ConcurrentHashMap provides better performance and stability in concurrent multi-threaded environments compared to Hashtable and synchronizedMap. This is because ConcurrentHashMap only locks portions of the map at a time, while Hashtable and synchronizedMap lock the entire map for each operation.

How It Works:

ConcurrentHashMap divides the map into multiple segments, where each segment has its own lock. The number of segments is determined by the concurrency level, which is set to 16 by default. This allows multiple threads to operate concurrently on different parts of the map. For example, up to 16 threads can work on different segments simultaneously without blocking each other.

However, some operations like put(), remove(), putAll(), and clear() are still performed synchronously, meaning that updates are not reflected in real-time during these operations. Additionally, the keySet iterator is periodically synchronized and reflects the state of the map at specific points in time, so recent changes may not be immediately visible.
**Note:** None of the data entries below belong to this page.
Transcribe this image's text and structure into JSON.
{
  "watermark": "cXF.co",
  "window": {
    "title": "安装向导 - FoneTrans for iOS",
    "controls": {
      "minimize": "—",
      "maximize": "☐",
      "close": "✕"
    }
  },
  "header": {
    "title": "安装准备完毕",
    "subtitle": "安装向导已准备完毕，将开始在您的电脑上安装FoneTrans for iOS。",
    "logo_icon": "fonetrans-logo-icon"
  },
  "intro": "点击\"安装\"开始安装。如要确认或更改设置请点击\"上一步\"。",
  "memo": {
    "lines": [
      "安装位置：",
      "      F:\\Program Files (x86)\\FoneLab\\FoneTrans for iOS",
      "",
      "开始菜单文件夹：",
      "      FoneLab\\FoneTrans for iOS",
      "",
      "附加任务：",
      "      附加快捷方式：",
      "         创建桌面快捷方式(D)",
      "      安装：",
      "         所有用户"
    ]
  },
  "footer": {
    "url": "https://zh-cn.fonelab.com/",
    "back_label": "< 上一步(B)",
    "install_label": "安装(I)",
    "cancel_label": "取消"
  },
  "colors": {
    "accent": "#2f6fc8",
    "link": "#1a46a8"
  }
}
When to Use ConcurrentHashMap:

ConcurrentHashMap is best suited for situations where reads are much more frequent than writes. If writes are more frequent or are close to the number of reads, its performance can degrade to be similar to that of synchronizedMap or Hashtable.
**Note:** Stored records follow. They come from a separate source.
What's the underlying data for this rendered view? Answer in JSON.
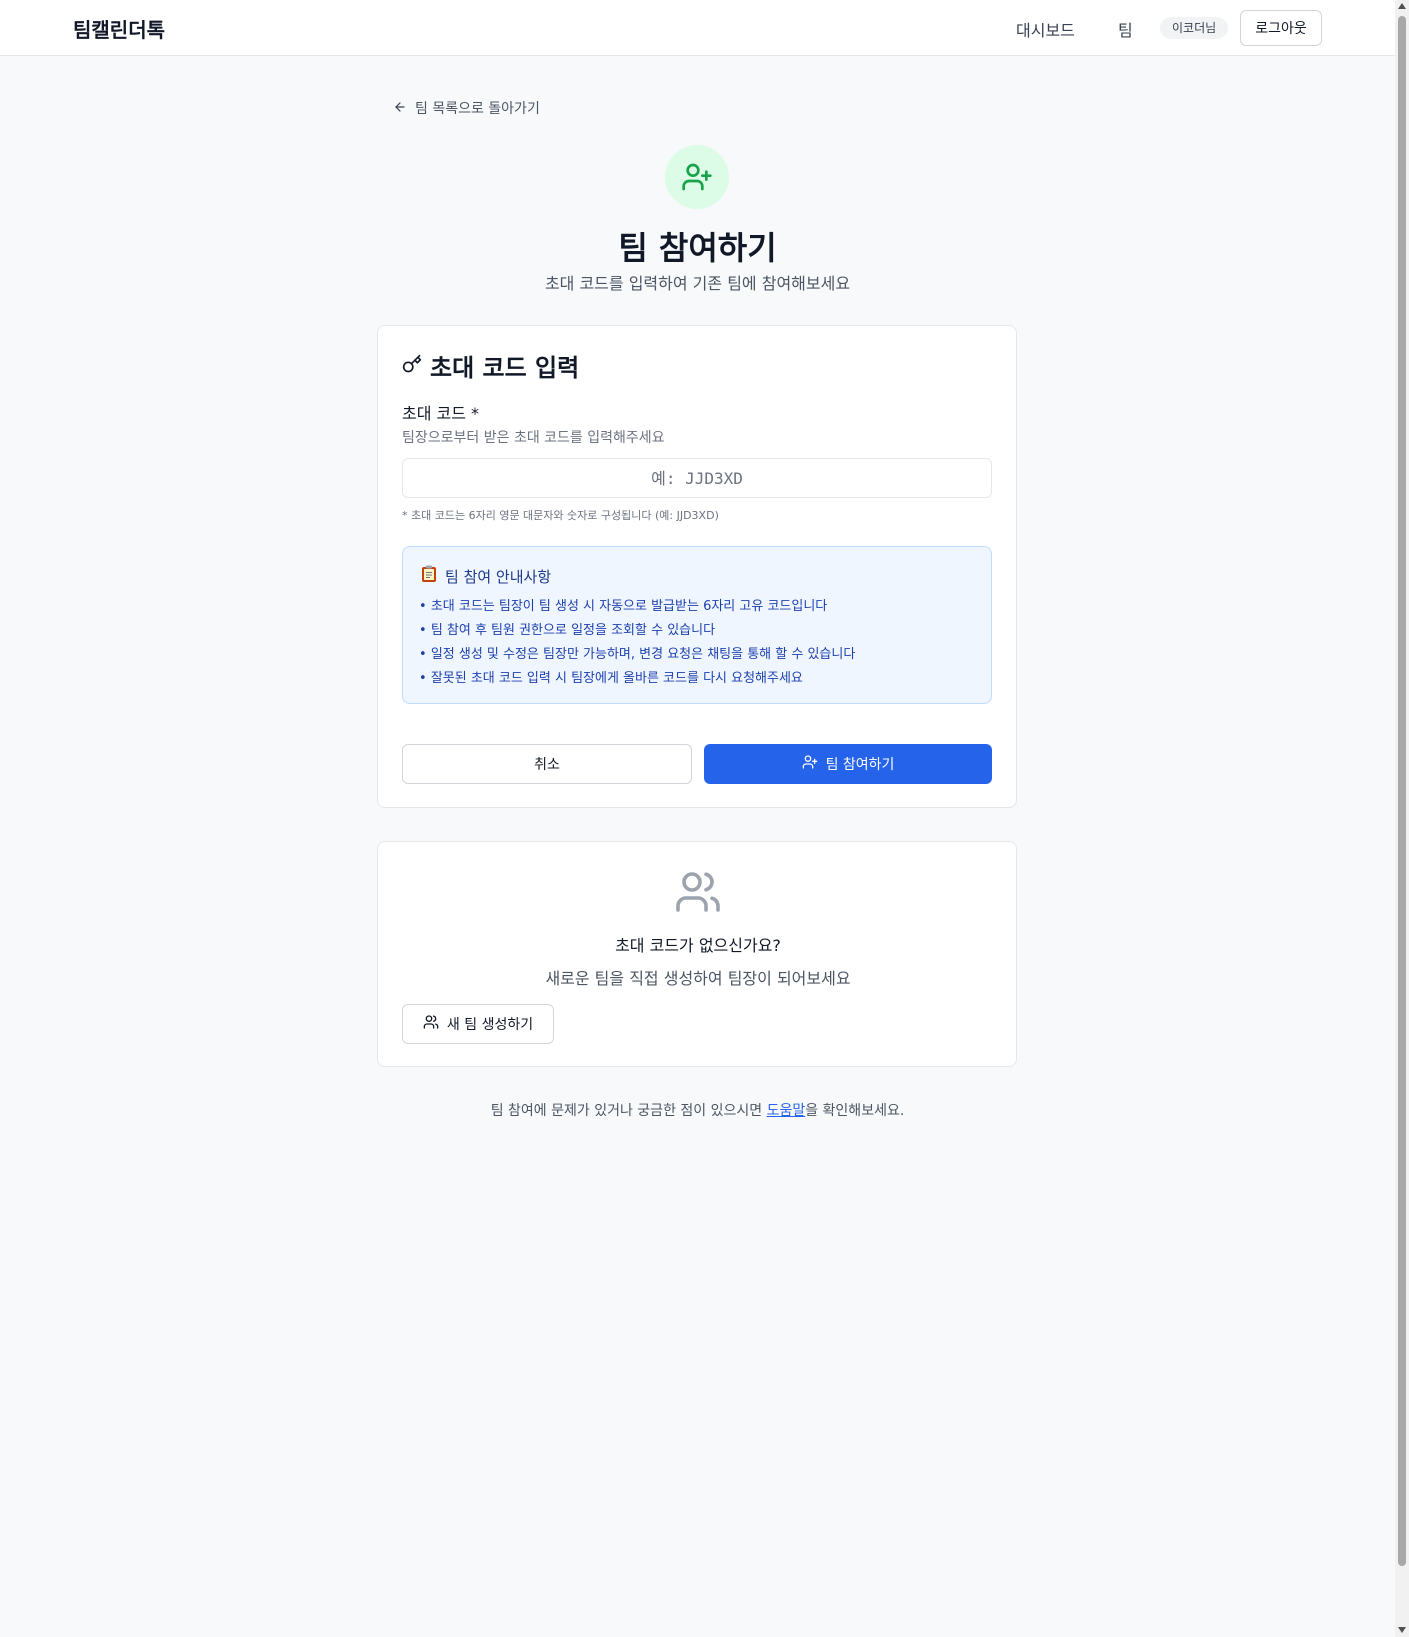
{
  "header": {
    "brand": "팀캘린더톡",
    "nav": {
      "dashboard": "대시보드",
      "team": "팀"
    },
    "user_badge": "이코더님",
    "logout_label": "로그아웃"
  },
  "back_link": {
    "label": "팀 목록으로 돌아가기"
  },
  "hero": {
    "title": "팀 참여하기",
    "subtitle": "초대 코드를 입력하여 기존 팀에 참여해보세요"
  },
  "invite_card": {
    "title": "초대 코드 입력",
    "field_label": "초대 코드 *",
    "field_help": "팀장으로부터 받은 초대 코드를 입력해주세요",
    "input_value": "",
    "input_placeholder": "예: JJD3XD",
    "field_note": "* 초대 코드는 6자리 영문 대문자와 숫자로 구성됩니다 (예: JJD3XD)",
    "info": {
      "title": "팀 참여 안내사항",
      "items": [
        "초대 코드는 팀장이 팀 생성 시 자동으로 발급받는 6자리 고유 코드입니다",
        "팀 참여 후 팀원 권한으로 일정을 조회할 수 있습니다",
        "일정 생성 및 수정은 팀장만 가능하며, 변경 요청은 채팅을 통해 할 수 있습니다",
        "잘못된 초대 코드 입력 시 팀장에게 올바른 코드를 다시 요청해주세요"
      ]
    },
    "cancel_label": "취소",
    "join_label": "팀 참여하기"
  },
  "no_code_card": {
    "title": "초대 코드가 없으신가요?",
    "subtitle": "새로운 팀을 직접 생성하여 팀장이 되어보세요",
    "button_label": "새 팀 생성하기"
  },
  "footer": {
    "before": "팀 참여에 문제가 있거나 궁금한 점이 있으시면 ",
    "link": "도움말",
    "after": "을 확인해보세요."
  },
  "colors": {
    "primary": "#2563eb",
    "hero_icon_bg": "#dcfce7",
    "hero_icon": "#16a34a",
    "info_bg": "#eff6ff",
    "info_text": "#1e40af"
  },
  "icons": {
    "back": "arrow-left-icon",
    "hero": "user-plus-icon",
    "card_title": "key-icon",
    "info": "clipboard-icon",
    "join": "user-plus-icon",
    "no_code": "users-icon",
    "new_team": "users-icon"
  }
}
Since ConcurrentHashMap can be initialized while being accessed by multiple threads, it is ideal for cache-like applications where many threads may need to read from the map concurrently. It is also recommended as a replacement for Hashtable and is mentioned in the Javadoc for the standard Java library.
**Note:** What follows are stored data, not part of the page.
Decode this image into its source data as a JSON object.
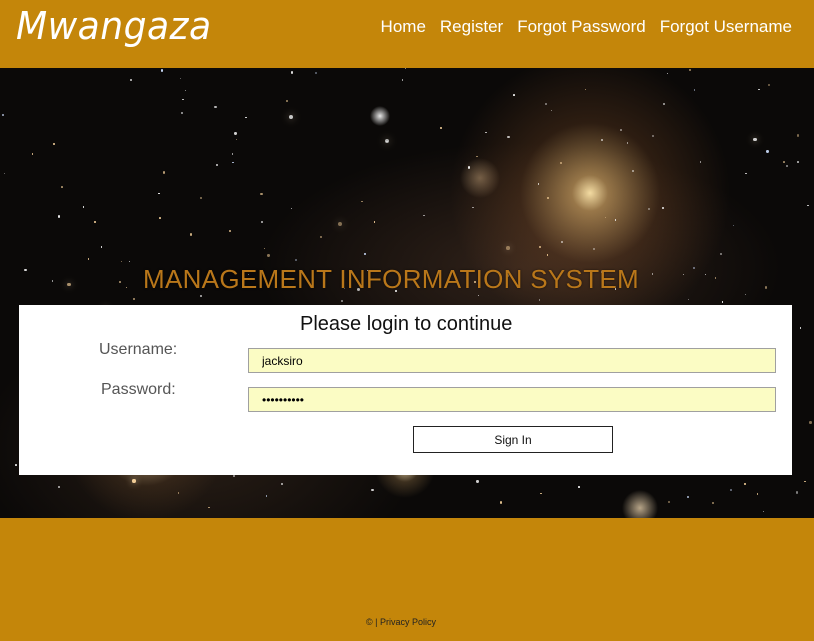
{
  "header": {
    "brand": "Mwangaza",
    "nav": [
      "Home",
      "Register",
      "Forgot Password",
      "Forgot Username"
    ]
  },
  "hero": {
    "title": "MANAGEMENT INFORMATION SYSTEM"
  },
  "login": {
    "heading": "Please login to continue",
    "username_label": "Username:",
    "password_label": "Password:",
    "username_value": "jacksiro",
    "password_value": "••••••••••",
    "signin_label": "Sign In"
  },
  "footer": {
    "text": "© | Privacy Policy"
  },
  "colors": {
    "accent": "#c4860a",
    "title": "#b9771a",
    "input_bg": "#fbfcc4"
  }
}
Differences Between ConcurrentHashMap and Hashtable:

Both ConcurrentHashMap and Hashtable are thread-safe, but there are important differences:

  1. Locking Behavior: In Hashtable, when iterating over a large map, the entire map must be locked, which can significantly degrade performance. In contrast, ConcurrentHashMap locks only individual segments, allowing more concurrency.

  2. Iteration: ConcurrentHashMap provides fail-safe iteration, meaning that the iterator does not throw ConcurrentModificationException even if the map is modified during iteration. However, the iterator may not reflect the most recent updates.

  3. Performance: ConcurrentHashMap offers better performance in high-concurrency scenarios by allowing multiple threads to operate on different segments of the map concurrently.

Handling Conditional Operations:

In a typical HashMap, you might use code like this to check if a key exists and then insert a value:

if (map.get(key) == null) { return map.put(key, value); } else { return map.get(key); }

In ConcurrentHashMap, this approach might not behave as expected because it does not lock the entire map when performing the put operation. During the put operation, another thread may call get(), potentially returning a null value even if the map is concurrently modified by another thread.

To avoid such issues, ConcurrentHashMap provides a putIfAbsent() method, which atomically checks if a key is absent and then inserts the value. This eliminates race conditions and ensures the desired behavior without needing to synchronize the entire block:

map.putIfAbsent(key, value);

This method ensures that the key is only added if it is not already present, providing thread-safe conditional insertion.

Conclusion:

  • ConcurrentHashMap is an excellent choice for concurrent access in multi-threaded applications, particularly when reads far outweigh writes.
  • Performance is improved because it locks only segments of the map, allowing multiple threads to operate concurrently without blocking each other.
  • It is recommended as a replacement for Hashtable in most scenarios, providing better scalability and thread safety in concurrent environments.
  • For conditional operations like putIfAbsent(), ConcurrentHashMap provides a thread-safe, efficient alternative to synchronizedMap or Hashtable.